Enviado em: 21/08/2023
Parágrafo de contexto: Foi uma das atividades avaliativas de literatura de língua inglesa: contos. De início achei a atividade bem complicada, mas acabei me encontrando um paralelo entre as literaturas, no caso a literatura inglesa e a brasileira. A atividade consistia em selecionar um conto lido na disciplina e reescrever algum trecho dele, modificando suas características narrativas. Escolhi o conto: "The Doll's House", no qual temos uma descrição longa. Abaixo, você poderá ler primeiro o trecho original seguido da minha reescrita, e um comentário reflexivo no final.

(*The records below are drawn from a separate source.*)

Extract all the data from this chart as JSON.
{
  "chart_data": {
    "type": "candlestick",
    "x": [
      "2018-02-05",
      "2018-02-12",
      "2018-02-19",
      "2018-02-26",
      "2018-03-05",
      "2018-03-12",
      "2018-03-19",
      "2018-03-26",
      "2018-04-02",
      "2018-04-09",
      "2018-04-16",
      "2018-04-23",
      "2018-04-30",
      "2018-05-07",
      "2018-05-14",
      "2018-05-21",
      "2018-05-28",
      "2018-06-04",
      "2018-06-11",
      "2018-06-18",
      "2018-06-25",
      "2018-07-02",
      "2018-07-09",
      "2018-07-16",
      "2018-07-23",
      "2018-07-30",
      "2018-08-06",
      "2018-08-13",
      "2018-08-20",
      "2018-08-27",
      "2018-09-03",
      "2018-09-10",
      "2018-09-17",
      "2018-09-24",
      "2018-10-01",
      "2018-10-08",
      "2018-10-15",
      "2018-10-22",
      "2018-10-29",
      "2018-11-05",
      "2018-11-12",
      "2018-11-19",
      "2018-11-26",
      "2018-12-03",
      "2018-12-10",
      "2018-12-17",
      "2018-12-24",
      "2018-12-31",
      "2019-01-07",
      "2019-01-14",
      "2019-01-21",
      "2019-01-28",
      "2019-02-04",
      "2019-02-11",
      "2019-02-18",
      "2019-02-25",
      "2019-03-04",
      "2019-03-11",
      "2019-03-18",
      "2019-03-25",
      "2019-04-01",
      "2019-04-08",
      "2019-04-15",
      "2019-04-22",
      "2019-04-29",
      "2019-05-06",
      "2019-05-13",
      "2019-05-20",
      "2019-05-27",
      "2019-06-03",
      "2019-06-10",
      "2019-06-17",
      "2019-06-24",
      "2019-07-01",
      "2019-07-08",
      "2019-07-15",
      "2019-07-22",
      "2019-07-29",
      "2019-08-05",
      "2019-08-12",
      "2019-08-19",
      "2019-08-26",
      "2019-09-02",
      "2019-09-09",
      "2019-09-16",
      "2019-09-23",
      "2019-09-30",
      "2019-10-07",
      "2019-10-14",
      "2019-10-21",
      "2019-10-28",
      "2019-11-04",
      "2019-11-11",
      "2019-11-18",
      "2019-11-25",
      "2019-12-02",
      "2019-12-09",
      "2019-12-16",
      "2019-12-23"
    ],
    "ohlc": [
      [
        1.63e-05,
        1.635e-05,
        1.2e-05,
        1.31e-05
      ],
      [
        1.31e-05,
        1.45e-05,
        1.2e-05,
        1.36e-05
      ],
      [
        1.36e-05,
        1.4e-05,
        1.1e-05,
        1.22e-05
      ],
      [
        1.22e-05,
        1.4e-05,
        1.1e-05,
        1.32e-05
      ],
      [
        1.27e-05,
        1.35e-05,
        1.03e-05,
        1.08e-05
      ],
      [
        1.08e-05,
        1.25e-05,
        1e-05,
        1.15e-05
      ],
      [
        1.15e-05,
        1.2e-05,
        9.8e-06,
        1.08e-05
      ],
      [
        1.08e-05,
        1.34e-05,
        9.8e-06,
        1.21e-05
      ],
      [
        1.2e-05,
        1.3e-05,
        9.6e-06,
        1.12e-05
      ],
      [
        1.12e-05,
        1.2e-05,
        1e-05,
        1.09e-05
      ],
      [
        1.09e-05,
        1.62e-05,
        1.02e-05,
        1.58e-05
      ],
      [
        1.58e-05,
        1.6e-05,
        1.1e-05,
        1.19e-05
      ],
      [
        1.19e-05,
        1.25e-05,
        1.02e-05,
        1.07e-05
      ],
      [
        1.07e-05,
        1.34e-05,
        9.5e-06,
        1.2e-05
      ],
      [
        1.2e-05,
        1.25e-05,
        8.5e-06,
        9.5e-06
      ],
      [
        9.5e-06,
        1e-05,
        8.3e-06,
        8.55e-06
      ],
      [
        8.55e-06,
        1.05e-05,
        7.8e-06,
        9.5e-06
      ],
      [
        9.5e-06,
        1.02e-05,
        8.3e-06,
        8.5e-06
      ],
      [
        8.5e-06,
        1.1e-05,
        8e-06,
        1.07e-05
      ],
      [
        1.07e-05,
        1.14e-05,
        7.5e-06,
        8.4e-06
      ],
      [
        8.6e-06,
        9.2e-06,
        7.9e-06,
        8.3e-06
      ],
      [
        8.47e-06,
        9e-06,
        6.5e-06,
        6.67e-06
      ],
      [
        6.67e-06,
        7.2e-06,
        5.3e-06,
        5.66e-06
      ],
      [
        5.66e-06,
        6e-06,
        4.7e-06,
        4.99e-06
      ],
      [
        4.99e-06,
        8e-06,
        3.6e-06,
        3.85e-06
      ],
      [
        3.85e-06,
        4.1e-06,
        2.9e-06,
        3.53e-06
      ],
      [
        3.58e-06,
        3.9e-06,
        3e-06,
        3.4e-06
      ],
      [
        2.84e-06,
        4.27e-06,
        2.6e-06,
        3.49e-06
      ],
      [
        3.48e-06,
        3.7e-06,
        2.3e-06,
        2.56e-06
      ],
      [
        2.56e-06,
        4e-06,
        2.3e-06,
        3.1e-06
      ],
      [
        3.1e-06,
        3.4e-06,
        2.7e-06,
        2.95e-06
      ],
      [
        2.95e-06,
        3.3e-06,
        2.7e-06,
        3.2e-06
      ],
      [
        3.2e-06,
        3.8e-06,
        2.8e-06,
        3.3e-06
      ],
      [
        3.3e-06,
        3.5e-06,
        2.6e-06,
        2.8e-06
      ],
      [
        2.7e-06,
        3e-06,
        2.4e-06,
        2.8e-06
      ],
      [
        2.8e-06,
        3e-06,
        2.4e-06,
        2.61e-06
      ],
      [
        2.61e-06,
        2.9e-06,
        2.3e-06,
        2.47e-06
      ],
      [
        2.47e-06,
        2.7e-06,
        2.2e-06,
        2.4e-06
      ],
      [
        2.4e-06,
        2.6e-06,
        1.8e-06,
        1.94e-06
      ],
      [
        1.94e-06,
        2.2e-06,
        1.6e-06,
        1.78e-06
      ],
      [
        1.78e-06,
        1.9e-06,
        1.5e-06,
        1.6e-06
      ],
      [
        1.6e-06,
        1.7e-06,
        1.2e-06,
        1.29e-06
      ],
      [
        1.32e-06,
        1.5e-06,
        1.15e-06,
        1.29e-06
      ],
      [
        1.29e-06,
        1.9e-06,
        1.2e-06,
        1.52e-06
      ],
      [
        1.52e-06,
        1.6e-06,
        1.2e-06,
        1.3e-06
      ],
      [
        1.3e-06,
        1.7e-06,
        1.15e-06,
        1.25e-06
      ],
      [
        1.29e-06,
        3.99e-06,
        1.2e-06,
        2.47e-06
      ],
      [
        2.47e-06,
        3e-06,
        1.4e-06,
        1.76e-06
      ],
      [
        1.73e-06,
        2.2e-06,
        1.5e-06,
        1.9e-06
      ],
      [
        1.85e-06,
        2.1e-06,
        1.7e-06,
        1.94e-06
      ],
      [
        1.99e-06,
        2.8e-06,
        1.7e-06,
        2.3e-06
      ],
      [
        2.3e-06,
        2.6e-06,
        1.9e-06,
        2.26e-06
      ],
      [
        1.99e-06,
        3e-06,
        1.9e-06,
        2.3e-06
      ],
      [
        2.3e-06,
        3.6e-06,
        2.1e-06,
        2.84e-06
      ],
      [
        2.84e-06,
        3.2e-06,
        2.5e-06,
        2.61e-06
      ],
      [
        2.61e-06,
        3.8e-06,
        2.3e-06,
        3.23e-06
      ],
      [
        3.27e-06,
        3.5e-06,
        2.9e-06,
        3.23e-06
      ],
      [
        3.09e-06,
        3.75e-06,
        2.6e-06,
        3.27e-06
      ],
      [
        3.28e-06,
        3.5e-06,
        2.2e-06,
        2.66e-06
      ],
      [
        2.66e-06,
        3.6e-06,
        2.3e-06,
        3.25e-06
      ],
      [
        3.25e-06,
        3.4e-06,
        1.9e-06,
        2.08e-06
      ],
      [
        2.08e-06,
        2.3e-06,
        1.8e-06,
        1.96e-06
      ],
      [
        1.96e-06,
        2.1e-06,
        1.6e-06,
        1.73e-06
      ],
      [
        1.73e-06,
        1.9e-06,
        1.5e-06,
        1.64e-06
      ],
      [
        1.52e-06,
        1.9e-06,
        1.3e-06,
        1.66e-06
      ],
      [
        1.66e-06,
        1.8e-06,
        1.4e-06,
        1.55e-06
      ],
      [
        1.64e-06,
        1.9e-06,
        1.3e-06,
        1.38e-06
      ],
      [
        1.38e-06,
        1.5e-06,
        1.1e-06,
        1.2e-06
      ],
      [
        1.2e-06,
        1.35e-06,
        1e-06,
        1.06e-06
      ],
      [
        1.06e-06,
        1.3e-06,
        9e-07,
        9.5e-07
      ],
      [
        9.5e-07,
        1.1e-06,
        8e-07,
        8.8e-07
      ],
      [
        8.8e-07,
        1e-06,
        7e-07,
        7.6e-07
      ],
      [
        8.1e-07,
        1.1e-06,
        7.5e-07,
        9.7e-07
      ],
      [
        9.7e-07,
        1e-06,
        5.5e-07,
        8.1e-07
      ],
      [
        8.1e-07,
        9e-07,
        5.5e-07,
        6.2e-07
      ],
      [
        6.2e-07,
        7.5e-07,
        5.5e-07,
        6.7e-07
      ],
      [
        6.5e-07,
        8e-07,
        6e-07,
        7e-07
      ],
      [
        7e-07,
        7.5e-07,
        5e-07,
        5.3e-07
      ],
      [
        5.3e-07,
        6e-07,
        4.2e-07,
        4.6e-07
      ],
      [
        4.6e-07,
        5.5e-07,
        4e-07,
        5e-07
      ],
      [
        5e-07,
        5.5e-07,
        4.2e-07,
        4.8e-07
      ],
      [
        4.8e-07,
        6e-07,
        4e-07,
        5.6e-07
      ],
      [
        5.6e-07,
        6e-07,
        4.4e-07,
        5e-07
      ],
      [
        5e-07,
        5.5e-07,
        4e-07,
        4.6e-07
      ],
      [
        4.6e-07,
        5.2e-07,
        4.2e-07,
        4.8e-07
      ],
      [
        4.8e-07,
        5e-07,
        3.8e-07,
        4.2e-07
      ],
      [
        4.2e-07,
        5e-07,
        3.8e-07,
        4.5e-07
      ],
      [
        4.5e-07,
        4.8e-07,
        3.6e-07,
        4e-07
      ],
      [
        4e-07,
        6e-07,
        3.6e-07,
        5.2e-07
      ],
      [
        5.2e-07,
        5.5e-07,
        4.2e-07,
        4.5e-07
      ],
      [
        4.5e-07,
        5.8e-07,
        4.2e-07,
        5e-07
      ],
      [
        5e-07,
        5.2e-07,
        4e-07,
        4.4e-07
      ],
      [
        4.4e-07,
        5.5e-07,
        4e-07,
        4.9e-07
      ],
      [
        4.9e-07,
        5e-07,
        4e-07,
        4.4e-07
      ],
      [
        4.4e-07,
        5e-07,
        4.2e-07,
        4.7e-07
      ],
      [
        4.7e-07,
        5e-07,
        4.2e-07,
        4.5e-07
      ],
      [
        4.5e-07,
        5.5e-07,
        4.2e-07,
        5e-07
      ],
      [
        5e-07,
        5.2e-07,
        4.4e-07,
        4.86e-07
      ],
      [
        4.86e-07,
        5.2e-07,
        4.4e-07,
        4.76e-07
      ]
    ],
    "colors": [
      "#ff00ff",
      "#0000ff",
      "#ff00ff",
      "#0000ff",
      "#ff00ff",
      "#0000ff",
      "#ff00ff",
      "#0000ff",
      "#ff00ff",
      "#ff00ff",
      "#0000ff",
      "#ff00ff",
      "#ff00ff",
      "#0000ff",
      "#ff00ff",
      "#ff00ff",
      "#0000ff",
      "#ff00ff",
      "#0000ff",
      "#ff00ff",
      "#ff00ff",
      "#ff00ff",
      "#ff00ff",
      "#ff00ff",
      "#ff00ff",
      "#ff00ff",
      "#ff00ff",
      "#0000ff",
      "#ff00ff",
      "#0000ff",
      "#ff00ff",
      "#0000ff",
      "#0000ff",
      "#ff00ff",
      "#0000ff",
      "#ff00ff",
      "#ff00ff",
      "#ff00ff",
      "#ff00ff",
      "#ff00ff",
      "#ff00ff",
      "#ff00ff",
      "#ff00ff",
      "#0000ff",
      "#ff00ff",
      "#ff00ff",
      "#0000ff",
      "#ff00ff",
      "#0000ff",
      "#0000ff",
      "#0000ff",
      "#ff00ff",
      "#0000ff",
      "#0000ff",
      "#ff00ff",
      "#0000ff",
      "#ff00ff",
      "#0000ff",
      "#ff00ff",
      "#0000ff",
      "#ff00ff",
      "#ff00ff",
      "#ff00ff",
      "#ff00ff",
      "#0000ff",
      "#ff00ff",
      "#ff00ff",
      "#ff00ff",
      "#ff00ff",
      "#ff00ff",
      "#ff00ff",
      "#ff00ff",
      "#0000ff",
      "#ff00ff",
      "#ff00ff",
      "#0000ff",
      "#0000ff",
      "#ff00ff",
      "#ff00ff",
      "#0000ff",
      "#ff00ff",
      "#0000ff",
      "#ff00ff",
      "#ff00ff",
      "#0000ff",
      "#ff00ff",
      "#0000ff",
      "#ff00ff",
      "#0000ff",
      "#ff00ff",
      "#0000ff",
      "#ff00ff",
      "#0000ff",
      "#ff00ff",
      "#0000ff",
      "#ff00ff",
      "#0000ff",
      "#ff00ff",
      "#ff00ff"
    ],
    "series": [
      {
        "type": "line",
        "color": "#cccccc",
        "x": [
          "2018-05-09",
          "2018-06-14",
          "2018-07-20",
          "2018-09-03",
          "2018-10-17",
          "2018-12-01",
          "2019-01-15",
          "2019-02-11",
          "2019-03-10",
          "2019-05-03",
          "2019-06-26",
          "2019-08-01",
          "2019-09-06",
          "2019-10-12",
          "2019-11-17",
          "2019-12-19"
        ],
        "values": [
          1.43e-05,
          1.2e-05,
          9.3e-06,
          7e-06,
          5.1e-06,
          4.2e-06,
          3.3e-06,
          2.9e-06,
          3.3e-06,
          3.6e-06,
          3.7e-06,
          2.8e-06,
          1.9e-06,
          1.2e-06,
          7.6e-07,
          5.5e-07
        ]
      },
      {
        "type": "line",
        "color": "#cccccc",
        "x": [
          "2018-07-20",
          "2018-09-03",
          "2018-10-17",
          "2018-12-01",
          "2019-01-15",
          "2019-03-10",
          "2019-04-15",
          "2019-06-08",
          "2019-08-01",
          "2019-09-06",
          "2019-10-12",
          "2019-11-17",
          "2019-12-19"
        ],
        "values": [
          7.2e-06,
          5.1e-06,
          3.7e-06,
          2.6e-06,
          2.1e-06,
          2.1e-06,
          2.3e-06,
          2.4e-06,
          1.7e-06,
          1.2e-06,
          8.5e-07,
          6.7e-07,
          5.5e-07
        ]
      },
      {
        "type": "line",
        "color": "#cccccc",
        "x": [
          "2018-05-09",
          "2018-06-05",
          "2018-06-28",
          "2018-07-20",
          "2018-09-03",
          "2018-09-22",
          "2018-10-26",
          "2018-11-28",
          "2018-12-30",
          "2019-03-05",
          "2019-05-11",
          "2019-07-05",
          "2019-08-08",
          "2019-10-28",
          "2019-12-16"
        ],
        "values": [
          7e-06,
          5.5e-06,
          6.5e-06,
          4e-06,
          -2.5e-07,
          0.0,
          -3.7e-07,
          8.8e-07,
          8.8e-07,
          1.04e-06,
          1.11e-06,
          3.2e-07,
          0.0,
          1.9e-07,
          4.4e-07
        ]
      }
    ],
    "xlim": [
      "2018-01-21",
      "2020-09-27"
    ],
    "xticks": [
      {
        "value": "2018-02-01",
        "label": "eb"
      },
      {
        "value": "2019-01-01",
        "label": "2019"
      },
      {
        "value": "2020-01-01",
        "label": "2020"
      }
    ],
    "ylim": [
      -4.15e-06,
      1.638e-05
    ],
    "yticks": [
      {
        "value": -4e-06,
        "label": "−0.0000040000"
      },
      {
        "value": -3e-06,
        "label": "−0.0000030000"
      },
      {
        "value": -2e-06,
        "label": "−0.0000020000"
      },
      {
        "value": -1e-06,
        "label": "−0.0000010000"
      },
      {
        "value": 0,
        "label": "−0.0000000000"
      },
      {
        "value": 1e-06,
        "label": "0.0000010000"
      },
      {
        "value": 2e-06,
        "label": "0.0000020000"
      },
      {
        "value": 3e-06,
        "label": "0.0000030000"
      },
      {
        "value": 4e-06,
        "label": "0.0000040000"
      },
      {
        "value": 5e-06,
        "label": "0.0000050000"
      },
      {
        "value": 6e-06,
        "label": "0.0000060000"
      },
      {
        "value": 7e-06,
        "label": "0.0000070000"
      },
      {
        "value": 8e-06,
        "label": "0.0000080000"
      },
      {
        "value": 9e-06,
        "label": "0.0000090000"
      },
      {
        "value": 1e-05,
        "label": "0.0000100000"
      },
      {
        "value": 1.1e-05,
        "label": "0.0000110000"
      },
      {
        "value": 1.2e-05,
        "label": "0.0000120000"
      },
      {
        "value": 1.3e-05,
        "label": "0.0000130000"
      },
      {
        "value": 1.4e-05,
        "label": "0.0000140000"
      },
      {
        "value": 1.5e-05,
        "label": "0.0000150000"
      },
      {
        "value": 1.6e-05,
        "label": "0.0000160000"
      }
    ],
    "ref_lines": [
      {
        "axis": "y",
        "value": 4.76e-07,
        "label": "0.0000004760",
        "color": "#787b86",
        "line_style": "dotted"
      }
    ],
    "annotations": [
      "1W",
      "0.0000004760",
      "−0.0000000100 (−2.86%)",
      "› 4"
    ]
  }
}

Reference: MANSFIELD, Katherine. The Doll 's House. The Complete Short Stories of Katherine Mansfield (Literatura Classics Series). Available at: https://www.katherinemansfieldsociety.org/archive/www.katherinemansfieldsociety.org/assets/KM-Stories/THE-DOLLS-HOUSE.pdf. Acessed on: 6 Apr 2024.
Original excerpt
“They were the daughters of a spry, hardworking little washerwoman, who went about from house to house by the day. This was awful enough. But where was Mr. Kelvey? Nobody knew for certain. But everybody said he was in prison. So they were the daughters of a washerwoman and a gaolbird. Very nice company for other people’s children! And they looked it. Why Mrs. Kelvey made them so conspicuous was hard to understand. The truth was they were dressed in “bits” given to her by the people for whom she worked. Lil, for instance, who was a stout, plain child, with big freckles, came to school in a dress made from a green art-serge table-cloth of the Burnells’, with red plush sleeves from the Logans’ curtains. Her hat, perched on top of her high forehead, was a grown-up woman’s hat, once the property of Miss Lecky, the postmistress. It was turned up at the back and trimmed with a large scarlet quill. What a little guy she looked! It was impossible not to laugh. And her little sister, our Else, wore a long white dress, rather like a nightgown, and a pair of little boy’s boots. But whatever our Else wore she would have looked strange. She was a tiny wishbone of a child, with cropped hair and enormous solemn eyes—a little white owl. Nobody had ever seen her smile; she scarcely ever spoke. She went through life holding on to Lil, with a piece of Lil’s skirt screwed up in her hand. Where Lil went, our Else followed. In the playground, on the road going to and from school, there was Lil marching in front and our Else holding on behind. Only when she wanted anything, or when she was out of breath, our Else gave Lil a tug, a twitch, and Lil stopped and turned round. The Kelveys never failed to understand each other.”
Modified excerpt
“These boys were the sons of a robust woman who collected garbage in the metropolis of São Paulo. They were the sons of a paper collector and the first was the son of a Portuguese sailor, the second the son of a Spaniard, and the girl the daughter of a merchant. What wonderful companions they were for the other children! And what humble figures! No one understood why Carolina cared so much about her children’s education. The truth is that she dedicated herself to ensuring that her children studied and had a better future than hers. João José, for example, was very calm, liked reading comic books, accompanying his mother on her trips to and from collecting paper, and did favors for his mother when asked. He wished a better future for the family, saying that “[...] when I grow up, I won’t drink. A man who drinks doesn’t buy clothes. He doesn’t have a radio, he doesn’t build a brick house.” As for José Carlos, he was very mischievous, he was always pointing fingers at people in the favela, sometimes he would disappear into the favela, he said he would be a distinguished man and that one day his mother would call him “Seu José”.The little girl, Vera Eunice, was very vain, loved shoes, her mother’s greatest companion on her journey, said that she would buy a car “just to carry pretty people around”, the girl was an example of friendliness, liked to celebrate birthdays and parties. Even with the fights between the siblings, and family intrigues, in addition to the difficult reality of the family, the De Jesus never failed to understand each other.”
Comment
I've really liked Katherine’s short story itself, and I've really liked Carolina’s book. Through this excerpt from the short story I tried to portray the reality of the children in the novel “ O quarto de despejo” , through the description of the children, just as is the description of the girls in “The Doll’s house”.